Incertezza derivante dai cambiamenti di contesto
I prezzi forex possono muoversi attraverso diversi regimi. Un grafico che appare favorevole su una scala può apparire meno favorevole su un’altra perché l’enfasi visiva cambia. Questo non è necessariamente “sbagliato” in nessuna delle due visioni; è un promemoria che la tua conclusione potrebbe dipendere dalle scelte di presentazione.
La verifica deve essere indipendente da una singola visione
Poiché la scala influisce sulla geometria, è sensato considerare la scelta della scala come una fonte di incertezza. Quando si traggono conclusioni dalla struttura del grafico, verifica che il tuo ragionamento rimanga valido anche con l’altra scala, oppure controlla che la tua interpretazione sia supportata da informazioni non dipendenti esclusivamente dalla pendenza visiva.
Vincoli pratici
Gli assi logaritmici richiedono valori positivi perché i logaritmi sono definiti solo per numeri positivi nei contesti standard di graficazione. I prezzi forex sono tipicamente positivi, ma convenzioni specifiche di strumenti o trasformazioni dei dati possono comunque introdurre casi limite su alcune piattaforme.

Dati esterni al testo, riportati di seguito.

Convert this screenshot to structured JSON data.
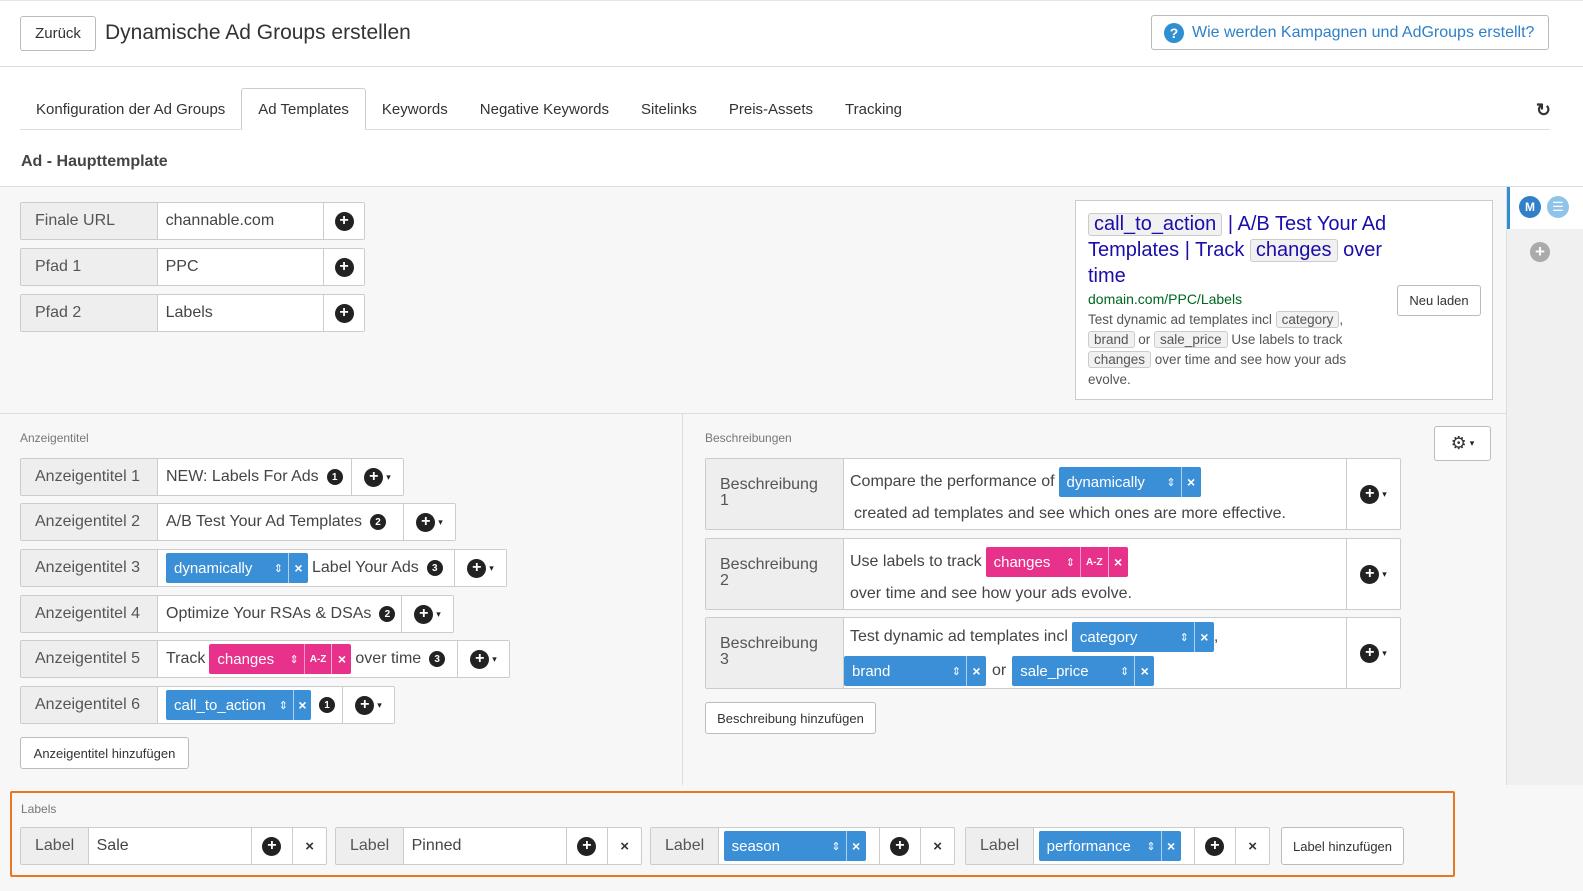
{
  "header": {
    "back_label": "Zurück",
    "title": "Dynamische Ad Groups erstellen",
    "help_icon": "?",
    "help_label": "Wie werden Kampagnen und AdGroups erstellt?"
  },
  "tabs": [
    {
      "label": "Konfiguration der Ad Groups"
    },
    {
      "label": "Ad Templates",
      "active": true
    },
    {
      "label": "Keywords"
    },
    {
      "label": "Negative Keywords"
    },
    {
      "label": "Sitelinks"
    },
    {
      "label": "Preis-Assets"
    },
    {
      "label": "Tracking"
    }
  ],
  "refresh_icon": "↻",
  "section_title": "Ad - Haupttemplate",
  "rail": {
    "m_badge": "M"
  },
  "url_fields": [
    {
      "label": "Finale URL",
      "value": "channable.com"
    },
    {
      "label": "Pfad 1",
      "value": "PPC"
    },
    {
      "label": "Pfad 2",
      "value": "Labels"
    }
  ],
  "preview": {
    "title_parts": [
      "call_to_action",
      " | A/B Test Your Ad Templates | Track ",
      "changes",
      " over time"
    ],
    "display_url": "domain.com/PPC/Labels",
    "desc_parts": [
      "Test dynamic ad templates incl ",
      "category",
      ", ",
      "brand",
      " or ",
      "sale_price",
      " Use labels to track ",
      "changes",
      " over time and see how your ads evolve."
    ],
    "reload_label": "Neu laden"
  },
  "headlines": {
    "heading": "Anzeigentitel",
    "rows": [
      {
        "label": "Anzeigentitel 1",
        "text": "NEW: Labels For Ads",
        "pin": "1"
      },
      {
        "label": "Anzeigentitel 2",
        "text": "A/B Test Your Ad Templates",
        "pin": "2"
      },
      {
        "label": "Anzeigentitel 3",
        "tag": "dynamically",
        "text": "Label Your Ads",
        "pin": "3"
      },
      {
        "label": "Anzeigentitel 4",
        "text": "Optimize Your RSAs & DSAs",
        "pin": "2"
      },
      {
        "label": "Anzeigentitel 5",
        "pre": "Track",
        "tag": "changes",
        "az": "A-Z",
        "text": "over time",
        "pin": "3"
      },
      {
        "label": "Anzeigentitel 6",
        "tag": "call_to_action",
        "pin": "1"
      }
    ],
    "add_label": "Anzeigentitel hinzufügen"
  },
  "descriptions": {
    "heading": "Beschreibungen",
    "rows": [
      {
        "label_a": "Beschreibung",
        "label_b": "1",
        "pre": "Compare the performance of",
        "tag": "dynamically",
        "post": "created ad templates and see which ones are more effective."
      },
      {
        "label_a": "Beschreibung",
        "label_b": "2",
        "pre": "Use labels to track",
        "tag": "changes",
        "az": "A-Z",
        "post": "over time and see how your ads evolve."
      },
      {
        "label_a": "Beschreibung",
        "label_b": "3",
        "pre": "Test dynamic ad templates incl",
        "tag": "category",
        "comma": ",",
        "tag2": "brand",
        "or": "or",
        "tag3": "sale_price"
      }
    ],
    "add_label": "Beschreibung hinzufügen",
    "settings_icon": "gear-icon"
  },
  "labels": {
    "heading": "Labels",
    "items": [
      {
        "label": "Label",
        "value": "Sale"
      },
      {
        "label": "Label",
        "value": "Pinned"
      },
      {
        "label": "Label",
        "tag": "season"
      },
      {
        "label": "Label",
        "tag": "performance"
      }
    ],
    "add_label": "Label hinzufügen"
  },
  "symbols": {
    "plus": "+",
    "close": "×",
    "sort": "⇕",
    "caret": "▾"
  },
  "colors": {
    "accent": "#2f80c8",
    "tag_blue": "#3a8fd6",
    "tag_pink": "#e8318a",
    "highlight": "#e87722",
    "link_title": "#1a0dab",
    "url_green": "#006621"
  }
}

Cosa puoi verificare autonomamente
Per ridurre l’incertezza, puoi verificare l’effetto della scala in un modo che non dipenda da previsioni:
- Prendi la stessa finestra temporale e rappresentala usando entrambi gli assi verticali, lineare e log.
- Confronta come cambiano le distanze tra gli stessi punti prezzo.
- Nota se l’interpretazione che faresti normalmente dipende dalla pendenza visiva o dallo spaziamento, che cambierà tra le scale.
Se il tuo ragionamento riguarda davvero il comportamento sottostante del prezzo, dovrebbe essere meno sensibile alla scelta dell’asse rispetto a un ragionamento basato esclusivamente sull’aspetto del grafico.
Dove emergono considerazioni avanzate
Quando gli utenti confrontano fornitori o strumenti di graficazione, la differenza “log vs lineare” può manifestarsi in modi diversi nell’implementazione dell’asse (ad esempio, il modo in cui lo strumento etichetta i tick o gestisce il ridimensionamento dopo aver cambiato l’intervallo visibile). Anche con gli stessi dati, piccole differenze di implementazione possono alterare l’aspetto. Per questo motivo, fai affidamento sui concetti — distanza assoluta vs percentuale — piuttosto che sull’aspetto geometrico esatto.
Guida rapida per scegliere una scala (senza previsioni)
- Se vuoi che il grafico comunichi chiaramente i cambiamenti assoluti, la scala lineare è allineata a questo obiettivo.
- Se vuoi che distanze uguali sul grafico corrispondano a cambiamenti percentuali uguali, la scala logaritmica è allineata a questo obiettivo.
In ogni caso, considera la scala come parte del tuo quadro interpretativo e verifica se la tua comprensione rimane coerente quando la scala cambia.